Not sure what happened to these. Completely blurry and there are some weird light/dark areas that make me suspect the film is being fogged by a light leak somewhere. The lack of sharpness might be from the fogginess: there is a dark center to some of the images, surrounded by a much lighter periphery. The grain might be adding to the appearance of unsharpness, since this is 400 speed film (I am regretting that decision now).
I picked up a Nikon body cap on eBay the other night so I may hold off on more experiments til that arrives.
And, in response to this comment, I am following a couple of 120 format* folding cameras on eBay (I passed on a Kodak Brownie the other day: it was only £.50 (plus shipping: about £3 more) but I figured I didn’t need that much of a learning experience).
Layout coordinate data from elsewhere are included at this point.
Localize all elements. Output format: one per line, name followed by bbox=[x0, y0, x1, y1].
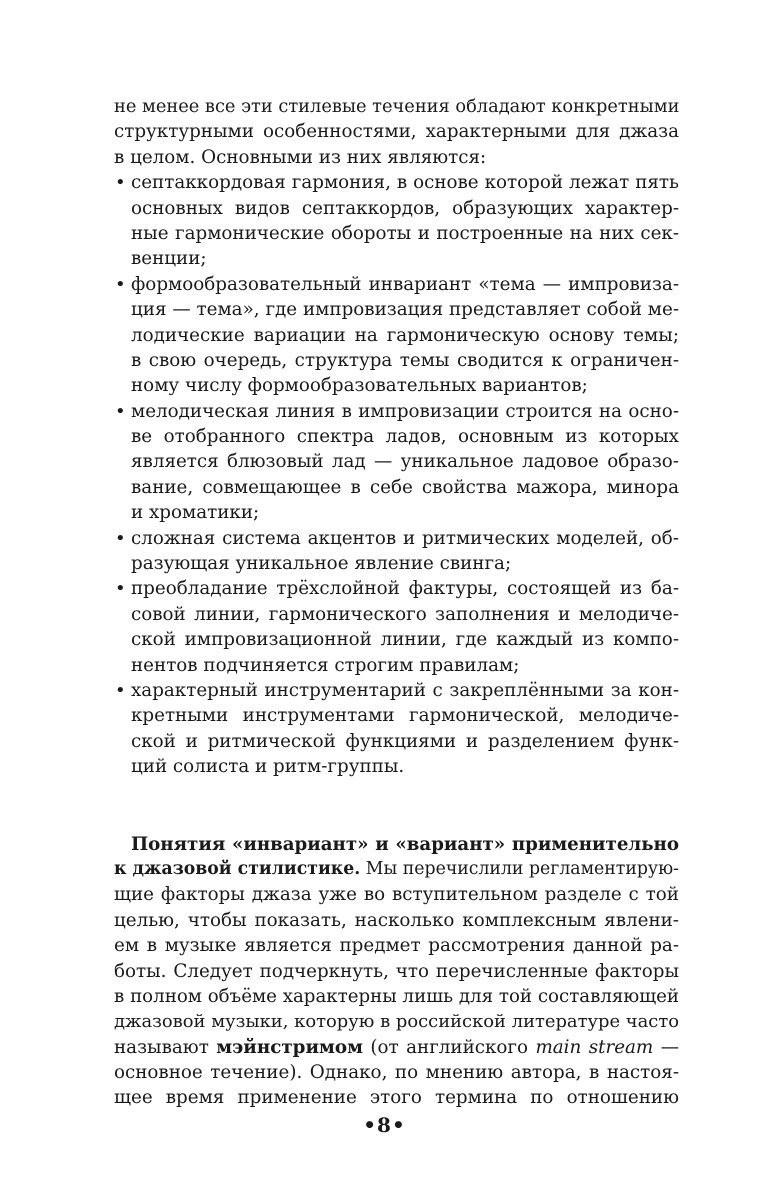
list-item: • преобладание трёхслойной фактуры, состоящей из ба- совой линии, гармонического заполнения и мелодиче- ской импровизационной линии, где каждый из компо- нентов подчиняется строгим правилам; bbox=[115, 578, 679, 676]
bullet-icon: • bbox=[115, 172, 126, 194]
page-text bbox=[114, 94, 679, 1111]
list-item: • характерный инструментарий с закреплёнными за кон- кретными инструментами гармонической, мелодиче- ской и ритмической функциями и разделением функ- ций солиста и ритм-группы. bbox=[115, 679, 679, 778]
bullet-icon: • bbox=[115, 679, 126, 701]
list-item: • септаккордовая гармония, в основе которой лежат пять основных видов септаккордов, образующих характер- ные гармонические обороты и построенные на них сек- венции; bbox=[115, 172, 679, 270]
section-paragraph: Понятия «инвариант» и «вариант» применительно к джазовой стилистике. Мы перечислили регламентирую- щие факторы джаза уже во вступительном разделе с той целью, чтобы показать, насколько комплексным явлени- ем в музыке является предмет рассмотрения данной ра- боты. Следует подчеркнуть, что перечисленные факторы в полном объёме характерны лишь для той составляющей джазовой музыки, которую в российской литературе часто называют мэйнстримом (от английского main stream — основное течение). Однако, по мнению автора, в настоя- щее время применение этого термина по отношению bbox=[114, 833, 680, 1109]
list-item: • формообразовательный инвариант «тема — импровиза- ция — тема», где импровизация представляет собой ме- лодические вариации на гармоническую основу темы; в свою очередь, структура темы сводится к ограничен- ному числу формообразовательных вариантов; bbox=[115, 273, 679, 397]
section-heading-end: к джазовой стилистике. bbox=[114, 858, 361, 879]
term-english: main stream bbox=[535, 1036, 654, 1058]
page-number: •8• bbox=[363, 1113, 406, 1137]
list-item: • сложная система акцентов и ритмических моделей, об- разующая уникальное явление свинга; bbox=[115, 527, 679, 575]
intro-line: структурными особенностями, характерными для джаза bbox=[114, 121, 679, 143]
bullet-icon: • bbox=[115, 578, 126, 600]
bullet-icon: • bbox=[115, 400, 126, 422]
section-heading: Понятия «инвариант» и «вариант» применительно bbox=[131, 833, 679, 855]
intro-line: не менее все эти стилевые течения обладают конкретными bbox=[114, 96, 680, 117]
term-mainstream: мэйнстримом bbox=[216, 1036, 363, 1058]
intro-paragraph bbox=[114, 94, 679, 170]
bullet-list bbox=[114, 170, 679, 779]
bullet-icon: • bbox=[115, 527, 126, 549]
bullet-icon: • bbox=[115, 273, 126, 295]
list-item: • мелодическая линия в импровизации строится на осно- ве отобранного спектра ладов, основным из которых является блюзовый лад — уникальное ладовое образо- вание, совмещающее в себе свойства мажора, минора и хроматики; bbox=[115, 400, 679, 524]
intro-line: в целом. Основными из них являются: bbox=[114, 146, 487, 168]
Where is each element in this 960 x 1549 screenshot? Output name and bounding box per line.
I think I am compounding a couple of mistakes here, between a suspect camera body, not-well-crafted pinholes (though I was much more thorough on this last one), and film I’m not all that impressed with.
The pinhole I used today was punched from lightweight aluminum stock, same as before, but I got some 400 grit sandpaper and polished both sides. I took a look through it with a loupe on my lightbox and it looks clean, nice and round with no diffraction/haloing around it. I was able to compose somewhat with it, dark though it was, so I’m less worried about that than the possibility of a light leak.
If I can get this to work, I think it will get me interested in photography again. The challenge of making a picture without focusing, with no aperture control, just composition and post-processing, is appealing.
* I just learned that 120 format film has been in production since 1901. Amazing.